Should be working January 29, 2015 at 1:17 pm

Sometimes it is fine to have the same profile as the AP, there are websites out there (for free) that do describe how different combinations of profiles work together. As one poster above said, it is SO helpful to know why they react the way they do and what motivates and de-motivates and frightens them–it really is great because different people DO have different motivations and different fears.

My husband is high I (sociable) and low everything else. We had an au pair with the same profile as his. I discovered–once she was settled–that indeed the website’s prediction for combining two of this profile was accurate: “They will get along well, and spend SO much time talking that the danger is that no work will get done” (!!).

More than once DH woke up grumbling because he had stayed up into the wee hours talking with the au pair about nothing in particular!!

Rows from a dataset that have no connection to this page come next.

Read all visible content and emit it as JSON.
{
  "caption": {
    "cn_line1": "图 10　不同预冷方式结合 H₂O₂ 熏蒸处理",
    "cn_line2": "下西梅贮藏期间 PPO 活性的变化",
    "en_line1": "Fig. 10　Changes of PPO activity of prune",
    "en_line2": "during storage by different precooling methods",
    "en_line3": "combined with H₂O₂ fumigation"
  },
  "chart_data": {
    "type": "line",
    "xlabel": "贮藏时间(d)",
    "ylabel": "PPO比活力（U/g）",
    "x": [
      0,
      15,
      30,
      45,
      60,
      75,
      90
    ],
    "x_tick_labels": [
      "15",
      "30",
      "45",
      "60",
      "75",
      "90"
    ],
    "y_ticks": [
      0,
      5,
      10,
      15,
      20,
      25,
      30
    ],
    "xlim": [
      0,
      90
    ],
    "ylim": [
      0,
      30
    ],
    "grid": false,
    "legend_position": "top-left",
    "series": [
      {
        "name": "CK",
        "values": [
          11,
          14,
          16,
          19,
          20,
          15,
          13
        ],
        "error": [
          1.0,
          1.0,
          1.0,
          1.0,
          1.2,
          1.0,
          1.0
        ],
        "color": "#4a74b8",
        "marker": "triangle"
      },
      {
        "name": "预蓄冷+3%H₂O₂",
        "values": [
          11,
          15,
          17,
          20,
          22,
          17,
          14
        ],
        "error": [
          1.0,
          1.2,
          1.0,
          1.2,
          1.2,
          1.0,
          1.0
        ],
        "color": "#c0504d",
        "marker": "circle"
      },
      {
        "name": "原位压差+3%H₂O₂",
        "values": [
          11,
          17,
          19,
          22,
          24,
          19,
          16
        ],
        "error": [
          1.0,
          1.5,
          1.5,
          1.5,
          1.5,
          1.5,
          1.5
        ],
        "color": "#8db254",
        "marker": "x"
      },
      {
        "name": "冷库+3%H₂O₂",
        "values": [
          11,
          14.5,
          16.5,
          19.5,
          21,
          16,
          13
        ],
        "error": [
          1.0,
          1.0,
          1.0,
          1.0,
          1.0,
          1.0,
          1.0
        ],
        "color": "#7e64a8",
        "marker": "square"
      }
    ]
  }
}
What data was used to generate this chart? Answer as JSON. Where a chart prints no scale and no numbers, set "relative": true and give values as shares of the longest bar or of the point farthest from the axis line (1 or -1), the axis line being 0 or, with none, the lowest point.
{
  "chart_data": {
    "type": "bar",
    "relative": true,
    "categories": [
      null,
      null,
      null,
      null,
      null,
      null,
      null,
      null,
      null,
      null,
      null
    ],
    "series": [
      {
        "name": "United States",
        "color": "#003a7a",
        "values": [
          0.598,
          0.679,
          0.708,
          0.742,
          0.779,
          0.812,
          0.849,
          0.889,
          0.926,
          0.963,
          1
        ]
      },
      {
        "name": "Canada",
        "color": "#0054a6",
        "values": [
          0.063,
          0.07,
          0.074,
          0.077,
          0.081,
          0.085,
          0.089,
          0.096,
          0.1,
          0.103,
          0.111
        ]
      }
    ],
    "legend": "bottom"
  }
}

TexasHM January 29, 2015 at 1:37 pm

That’s so funny. Interesting! Ok I am going to cave and buy the full report and study this a little more. Could this finally be the magic answer? (Solid interview process + personality profile = great match every time?!). If you don’t mind me asking SBW, how is your track record? Have you always used the disc profile and if not, have you found having it has made your matches better?